NOTE: As far as I can see, the Starter plan is identical across In-House teams, and the Freelancers & Agencies category.
Webflow's Site Plans
Webflow's Site plans determine the capabilities of an individual site;
- Whether you can have a custom domain
- Whether you have CMS access
- How many form submissions to allow per month
- The number of client "guest" editors allowed to access the site
- e-Commerce support
See the Breakdown video for details.
Important Notes
Custom Code, and Free Workspaces
I have not tested this personally. The Starter plan appears to be the same between the In-House and Freelancer/Agency plans, but there is a language difference in how custom code is described.
In In-House, it's written as;
Design features. Custom code.
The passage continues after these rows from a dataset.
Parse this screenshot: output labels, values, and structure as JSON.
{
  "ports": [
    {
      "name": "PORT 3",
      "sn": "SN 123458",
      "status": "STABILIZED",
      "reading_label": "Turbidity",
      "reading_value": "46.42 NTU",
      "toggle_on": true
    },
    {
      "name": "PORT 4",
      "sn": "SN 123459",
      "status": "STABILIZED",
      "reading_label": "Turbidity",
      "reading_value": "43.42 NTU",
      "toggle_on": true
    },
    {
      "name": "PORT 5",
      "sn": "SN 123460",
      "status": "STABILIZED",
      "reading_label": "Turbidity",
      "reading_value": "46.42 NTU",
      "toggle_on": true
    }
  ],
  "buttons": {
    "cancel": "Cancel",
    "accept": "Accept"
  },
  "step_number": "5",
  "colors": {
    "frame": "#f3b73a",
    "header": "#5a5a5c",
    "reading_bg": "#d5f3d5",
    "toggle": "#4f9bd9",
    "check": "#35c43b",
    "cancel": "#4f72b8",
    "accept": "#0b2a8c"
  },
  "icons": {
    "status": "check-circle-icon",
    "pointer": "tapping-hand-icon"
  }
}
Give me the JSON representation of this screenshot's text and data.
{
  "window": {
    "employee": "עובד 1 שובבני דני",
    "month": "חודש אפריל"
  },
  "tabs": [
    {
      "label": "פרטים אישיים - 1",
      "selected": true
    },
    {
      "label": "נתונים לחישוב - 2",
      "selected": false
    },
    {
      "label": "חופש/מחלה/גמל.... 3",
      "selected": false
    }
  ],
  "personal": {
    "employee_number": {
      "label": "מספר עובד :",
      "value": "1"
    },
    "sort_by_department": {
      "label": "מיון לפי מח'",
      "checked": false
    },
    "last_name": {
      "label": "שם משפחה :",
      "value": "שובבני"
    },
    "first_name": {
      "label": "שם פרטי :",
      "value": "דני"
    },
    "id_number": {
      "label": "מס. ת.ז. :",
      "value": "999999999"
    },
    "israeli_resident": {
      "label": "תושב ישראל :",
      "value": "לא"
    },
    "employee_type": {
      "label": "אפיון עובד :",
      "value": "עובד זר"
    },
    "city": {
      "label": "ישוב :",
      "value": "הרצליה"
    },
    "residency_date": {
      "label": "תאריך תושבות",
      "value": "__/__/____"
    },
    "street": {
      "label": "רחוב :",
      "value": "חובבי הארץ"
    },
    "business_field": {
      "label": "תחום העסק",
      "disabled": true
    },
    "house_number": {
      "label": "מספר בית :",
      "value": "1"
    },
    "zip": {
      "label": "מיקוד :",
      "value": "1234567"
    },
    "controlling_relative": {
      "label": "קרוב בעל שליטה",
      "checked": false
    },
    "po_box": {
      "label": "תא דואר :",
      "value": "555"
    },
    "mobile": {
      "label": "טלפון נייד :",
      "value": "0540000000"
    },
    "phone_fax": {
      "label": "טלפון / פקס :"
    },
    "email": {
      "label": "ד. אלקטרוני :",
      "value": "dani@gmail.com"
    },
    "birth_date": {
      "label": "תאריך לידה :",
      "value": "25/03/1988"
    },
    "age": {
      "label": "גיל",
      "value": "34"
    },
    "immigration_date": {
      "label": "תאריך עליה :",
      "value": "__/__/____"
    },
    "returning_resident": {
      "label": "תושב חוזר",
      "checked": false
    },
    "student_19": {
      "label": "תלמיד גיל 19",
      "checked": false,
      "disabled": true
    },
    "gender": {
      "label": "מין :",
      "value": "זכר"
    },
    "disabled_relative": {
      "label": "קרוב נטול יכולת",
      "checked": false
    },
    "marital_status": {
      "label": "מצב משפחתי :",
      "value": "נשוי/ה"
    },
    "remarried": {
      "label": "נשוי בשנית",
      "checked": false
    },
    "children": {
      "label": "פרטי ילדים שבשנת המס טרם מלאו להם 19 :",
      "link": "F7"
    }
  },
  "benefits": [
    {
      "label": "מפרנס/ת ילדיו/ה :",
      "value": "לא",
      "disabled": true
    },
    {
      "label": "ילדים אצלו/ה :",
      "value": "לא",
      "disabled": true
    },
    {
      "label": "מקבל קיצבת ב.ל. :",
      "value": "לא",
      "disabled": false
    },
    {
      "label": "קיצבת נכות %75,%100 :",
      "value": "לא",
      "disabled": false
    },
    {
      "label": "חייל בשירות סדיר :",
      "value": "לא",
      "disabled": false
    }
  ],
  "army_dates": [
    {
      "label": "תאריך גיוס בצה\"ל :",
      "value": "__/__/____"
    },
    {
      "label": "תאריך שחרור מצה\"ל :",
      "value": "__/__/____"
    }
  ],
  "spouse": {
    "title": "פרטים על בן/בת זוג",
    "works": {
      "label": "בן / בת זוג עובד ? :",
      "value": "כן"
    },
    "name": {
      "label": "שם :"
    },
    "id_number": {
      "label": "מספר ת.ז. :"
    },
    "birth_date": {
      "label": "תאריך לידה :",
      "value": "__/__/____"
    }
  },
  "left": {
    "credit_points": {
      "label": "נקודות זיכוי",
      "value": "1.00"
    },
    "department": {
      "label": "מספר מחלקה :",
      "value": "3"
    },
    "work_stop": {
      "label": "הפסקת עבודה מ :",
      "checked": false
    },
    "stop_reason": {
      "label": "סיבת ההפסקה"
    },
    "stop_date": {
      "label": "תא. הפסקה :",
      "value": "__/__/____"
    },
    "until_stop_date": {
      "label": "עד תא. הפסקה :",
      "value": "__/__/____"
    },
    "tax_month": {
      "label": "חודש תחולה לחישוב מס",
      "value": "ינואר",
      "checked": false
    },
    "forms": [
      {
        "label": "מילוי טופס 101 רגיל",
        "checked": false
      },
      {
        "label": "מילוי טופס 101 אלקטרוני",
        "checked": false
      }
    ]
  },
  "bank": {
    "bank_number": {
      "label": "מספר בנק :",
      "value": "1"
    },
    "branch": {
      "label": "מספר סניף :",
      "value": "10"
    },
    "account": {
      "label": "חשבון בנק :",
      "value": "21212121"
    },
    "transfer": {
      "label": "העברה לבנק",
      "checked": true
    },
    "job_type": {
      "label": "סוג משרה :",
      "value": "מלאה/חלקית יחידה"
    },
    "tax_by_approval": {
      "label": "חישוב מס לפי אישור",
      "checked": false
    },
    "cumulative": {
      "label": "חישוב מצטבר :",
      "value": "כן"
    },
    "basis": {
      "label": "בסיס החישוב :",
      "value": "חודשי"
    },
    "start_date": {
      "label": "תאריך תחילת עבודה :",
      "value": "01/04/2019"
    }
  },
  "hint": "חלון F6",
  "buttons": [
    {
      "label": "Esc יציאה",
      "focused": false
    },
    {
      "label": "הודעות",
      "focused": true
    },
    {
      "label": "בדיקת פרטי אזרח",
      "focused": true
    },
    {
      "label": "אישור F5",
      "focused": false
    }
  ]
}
Add custom code and scripts that apply to your entire site or individual pages.
For the Freelancer & Agency plans, it's written as;
Unhosted site limits. Custom code on unhosted sites. Add custom code and scripts that apply to your entire site or individual pages.
Looking at the Site Plans, my interpretation is that the custom code feature in Workspaces only relates to unhosted sites. Once a site is hosted, custom code support depends on the the plan you've chosen.
Code Export
Is a feature of the Workspace, and not of a Site Hosting Plan. If you are exporting code, make sure you've chosen the right plan first.
Can I go with the Free Workspace or Site Plan?
For most professional sites, the free plan is simply not an option.
Here's why;
- The Free Starter Site Plan;
- Doesn't support custom domains, which means https://yourclient.webflow.io. Not a good look.
- Has no CMS capabilities, which most sites will need at some point. Static sites are possible, but limited to very simple uses, where the 100 page limit works for you.
- The Free Starter Workspace;
- Doesn't support custom code
- Doesn't support code export
With the elimination of Client Billing, many freelancers have chosen to setup a Starter Workspace for their clients, and the transfer the site there. This way, the client could use their own credit card to pay for the monthly hosting, and the freelancer could keep being a freelancer rather than a hosting provider.
There is a gotcha to that plan, which is that on the free Starter Workspace, you cannot use custom code. As long as your client's site is custom-code-free, you're all good.
But if they have code, you need a paid Workspace, which nearly doubles their monthly hosting costs.
Sefket Nouri (Webflow Support Portal)
Nov 7, 2022
Both Logic, and Memberships are included in our Site Plans.